Dowsett consegna la prima vittoria di Israel Start-Up Nation nel WorldTour

Alex Dowsett verso la vittoria dell’ottava tappa del Giro d’Italia 2020 (Luca Bettini / AFP via Getty Images)

Prima di oggi Alex Dowsett aveva una sola vittoria, non solo grazie alle sue capacità di cronometro. È arrivato nel 2011 al Tour International du Poitou Charentes. Nove anni dopo, il suo prossimo arriva su un palcoscenico molto più grande.

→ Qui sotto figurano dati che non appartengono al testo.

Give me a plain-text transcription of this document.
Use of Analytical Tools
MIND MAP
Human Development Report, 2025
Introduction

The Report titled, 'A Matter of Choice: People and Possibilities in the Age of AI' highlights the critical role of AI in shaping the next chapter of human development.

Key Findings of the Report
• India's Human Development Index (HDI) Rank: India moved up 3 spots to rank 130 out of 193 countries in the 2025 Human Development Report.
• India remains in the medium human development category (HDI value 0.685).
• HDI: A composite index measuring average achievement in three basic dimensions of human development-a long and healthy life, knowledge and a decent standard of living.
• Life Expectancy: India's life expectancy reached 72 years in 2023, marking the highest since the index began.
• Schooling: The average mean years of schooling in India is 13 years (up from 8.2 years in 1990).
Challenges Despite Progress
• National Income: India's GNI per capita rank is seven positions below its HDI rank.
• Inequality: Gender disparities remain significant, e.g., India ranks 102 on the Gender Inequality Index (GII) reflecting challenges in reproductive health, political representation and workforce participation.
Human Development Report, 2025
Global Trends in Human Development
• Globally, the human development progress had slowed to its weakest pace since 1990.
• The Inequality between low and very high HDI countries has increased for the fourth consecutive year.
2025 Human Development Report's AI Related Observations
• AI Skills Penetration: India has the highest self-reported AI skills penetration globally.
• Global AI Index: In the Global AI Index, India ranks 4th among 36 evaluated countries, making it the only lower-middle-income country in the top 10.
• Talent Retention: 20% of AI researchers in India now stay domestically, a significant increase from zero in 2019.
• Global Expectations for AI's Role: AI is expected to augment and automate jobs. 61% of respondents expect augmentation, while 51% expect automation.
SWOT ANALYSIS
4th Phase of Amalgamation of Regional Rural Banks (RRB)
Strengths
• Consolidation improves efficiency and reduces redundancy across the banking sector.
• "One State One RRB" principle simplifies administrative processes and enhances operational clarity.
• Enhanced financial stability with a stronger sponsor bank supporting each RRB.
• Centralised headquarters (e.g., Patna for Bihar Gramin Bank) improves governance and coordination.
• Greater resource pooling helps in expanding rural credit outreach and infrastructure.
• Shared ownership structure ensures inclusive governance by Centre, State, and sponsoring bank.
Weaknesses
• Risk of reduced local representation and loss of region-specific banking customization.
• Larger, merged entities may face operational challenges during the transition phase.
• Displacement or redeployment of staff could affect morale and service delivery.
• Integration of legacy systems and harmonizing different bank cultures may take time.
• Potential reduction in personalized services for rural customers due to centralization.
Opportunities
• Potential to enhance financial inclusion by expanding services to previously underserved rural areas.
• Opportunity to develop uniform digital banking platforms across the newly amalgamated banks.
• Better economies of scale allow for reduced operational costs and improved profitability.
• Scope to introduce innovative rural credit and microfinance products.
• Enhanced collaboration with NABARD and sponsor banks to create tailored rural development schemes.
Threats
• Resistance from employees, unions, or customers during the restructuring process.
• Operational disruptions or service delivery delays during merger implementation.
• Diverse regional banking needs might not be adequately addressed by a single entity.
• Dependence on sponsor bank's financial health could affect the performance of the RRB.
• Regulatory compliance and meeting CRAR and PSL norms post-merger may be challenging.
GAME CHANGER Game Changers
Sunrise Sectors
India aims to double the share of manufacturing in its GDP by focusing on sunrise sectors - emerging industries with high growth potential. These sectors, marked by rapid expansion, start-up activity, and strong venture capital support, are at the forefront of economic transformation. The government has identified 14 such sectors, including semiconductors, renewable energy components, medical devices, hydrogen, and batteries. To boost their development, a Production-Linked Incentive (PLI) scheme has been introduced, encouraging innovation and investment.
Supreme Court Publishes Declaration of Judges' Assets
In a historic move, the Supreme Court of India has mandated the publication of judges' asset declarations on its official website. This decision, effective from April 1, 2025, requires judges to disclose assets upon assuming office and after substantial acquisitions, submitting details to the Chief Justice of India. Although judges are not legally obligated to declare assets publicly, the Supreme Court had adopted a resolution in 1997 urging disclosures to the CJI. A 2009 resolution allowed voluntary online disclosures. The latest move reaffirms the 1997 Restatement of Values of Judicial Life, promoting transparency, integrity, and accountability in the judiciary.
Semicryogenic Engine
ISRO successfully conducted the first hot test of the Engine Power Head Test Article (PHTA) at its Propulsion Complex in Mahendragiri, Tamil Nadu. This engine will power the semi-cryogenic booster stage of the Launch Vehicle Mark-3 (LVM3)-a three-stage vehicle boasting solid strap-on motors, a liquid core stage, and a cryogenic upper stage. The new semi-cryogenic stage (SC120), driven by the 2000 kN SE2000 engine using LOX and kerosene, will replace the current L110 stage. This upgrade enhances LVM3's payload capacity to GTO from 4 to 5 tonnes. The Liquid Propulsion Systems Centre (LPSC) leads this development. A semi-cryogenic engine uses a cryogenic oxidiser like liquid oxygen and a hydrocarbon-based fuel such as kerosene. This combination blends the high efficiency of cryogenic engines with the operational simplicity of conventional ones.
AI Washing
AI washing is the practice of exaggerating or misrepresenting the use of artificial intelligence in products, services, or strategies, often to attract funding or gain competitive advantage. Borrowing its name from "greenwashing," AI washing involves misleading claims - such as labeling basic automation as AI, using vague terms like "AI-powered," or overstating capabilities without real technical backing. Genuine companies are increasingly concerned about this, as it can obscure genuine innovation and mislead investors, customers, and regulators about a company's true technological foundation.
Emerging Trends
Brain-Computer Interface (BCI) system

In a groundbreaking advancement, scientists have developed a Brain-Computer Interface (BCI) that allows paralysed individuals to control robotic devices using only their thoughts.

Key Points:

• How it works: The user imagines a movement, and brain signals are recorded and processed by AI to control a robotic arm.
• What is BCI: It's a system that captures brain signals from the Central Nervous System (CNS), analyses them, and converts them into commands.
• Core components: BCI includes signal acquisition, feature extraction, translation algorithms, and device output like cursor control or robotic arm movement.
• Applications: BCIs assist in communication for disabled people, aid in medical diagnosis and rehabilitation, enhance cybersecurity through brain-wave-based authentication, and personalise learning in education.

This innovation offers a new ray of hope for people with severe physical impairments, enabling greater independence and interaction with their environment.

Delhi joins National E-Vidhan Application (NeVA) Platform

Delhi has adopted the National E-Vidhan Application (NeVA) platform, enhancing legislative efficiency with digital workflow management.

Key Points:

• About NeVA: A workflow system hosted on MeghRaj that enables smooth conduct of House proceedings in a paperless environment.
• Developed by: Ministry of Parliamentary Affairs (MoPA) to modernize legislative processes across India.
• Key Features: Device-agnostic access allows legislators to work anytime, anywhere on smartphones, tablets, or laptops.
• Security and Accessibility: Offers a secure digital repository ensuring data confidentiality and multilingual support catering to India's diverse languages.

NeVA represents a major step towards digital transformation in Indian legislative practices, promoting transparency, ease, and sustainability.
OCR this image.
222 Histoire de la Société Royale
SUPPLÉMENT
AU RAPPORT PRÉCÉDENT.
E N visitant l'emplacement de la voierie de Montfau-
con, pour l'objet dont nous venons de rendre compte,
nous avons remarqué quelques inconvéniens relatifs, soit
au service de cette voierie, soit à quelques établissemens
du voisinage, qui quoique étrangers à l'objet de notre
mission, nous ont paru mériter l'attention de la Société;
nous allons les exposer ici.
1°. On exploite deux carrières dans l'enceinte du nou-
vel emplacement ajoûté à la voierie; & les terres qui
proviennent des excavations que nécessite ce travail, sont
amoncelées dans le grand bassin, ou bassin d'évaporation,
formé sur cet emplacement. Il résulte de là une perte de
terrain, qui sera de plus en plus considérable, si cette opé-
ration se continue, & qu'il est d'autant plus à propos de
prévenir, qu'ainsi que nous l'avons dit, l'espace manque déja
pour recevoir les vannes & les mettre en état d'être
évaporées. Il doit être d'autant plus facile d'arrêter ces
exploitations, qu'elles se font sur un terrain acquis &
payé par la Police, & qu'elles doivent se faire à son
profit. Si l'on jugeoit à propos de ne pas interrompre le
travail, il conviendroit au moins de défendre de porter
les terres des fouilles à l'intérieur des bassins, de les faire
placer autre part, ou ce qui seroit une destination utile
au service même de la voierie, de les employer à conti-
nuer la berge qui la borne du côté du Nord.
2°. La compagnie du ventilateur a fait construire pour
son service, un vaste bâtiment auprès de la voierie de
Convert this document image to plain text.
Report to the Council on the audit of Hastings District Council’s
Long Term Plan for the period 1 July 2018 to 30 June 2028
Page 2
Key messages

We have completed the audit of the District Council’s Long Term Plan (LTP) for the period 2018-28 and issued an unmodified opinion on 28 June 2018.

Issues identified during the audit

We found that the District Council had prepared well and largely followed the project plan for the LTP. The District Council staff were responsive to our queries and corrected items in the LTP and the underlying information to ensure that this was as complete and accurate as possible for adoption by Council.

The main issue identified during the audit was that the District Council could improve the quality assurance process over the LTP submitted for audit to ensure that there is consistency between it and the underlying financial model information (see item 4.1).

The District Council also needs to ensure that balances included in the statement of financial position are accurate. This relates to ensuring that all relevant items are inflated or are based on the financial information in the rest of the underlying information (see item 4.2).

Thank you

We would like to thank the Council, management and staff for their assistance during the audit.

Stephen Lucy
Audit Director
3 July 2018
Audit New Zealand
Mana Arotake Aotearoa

Le sue abilità contro il tempo si sono rivelate utili, tuttavia, come lui ha percorso in solitaria gli ultimi 17 km, tenendo a bada i suoi ex compagni fuggitivi. Sapeva prima del chilometro zero che era probabile che un gruppo di fuga sarebbe riuscito a raggiungere il traguardo, dicendo “una squadra deve desiderare attivamente che quella fuga torni indietro e sia spinta a mettersi al lavoro”. Nostra-Dowsett quindi si è messo in gioco e la sua previsione si è dimostrata corretta.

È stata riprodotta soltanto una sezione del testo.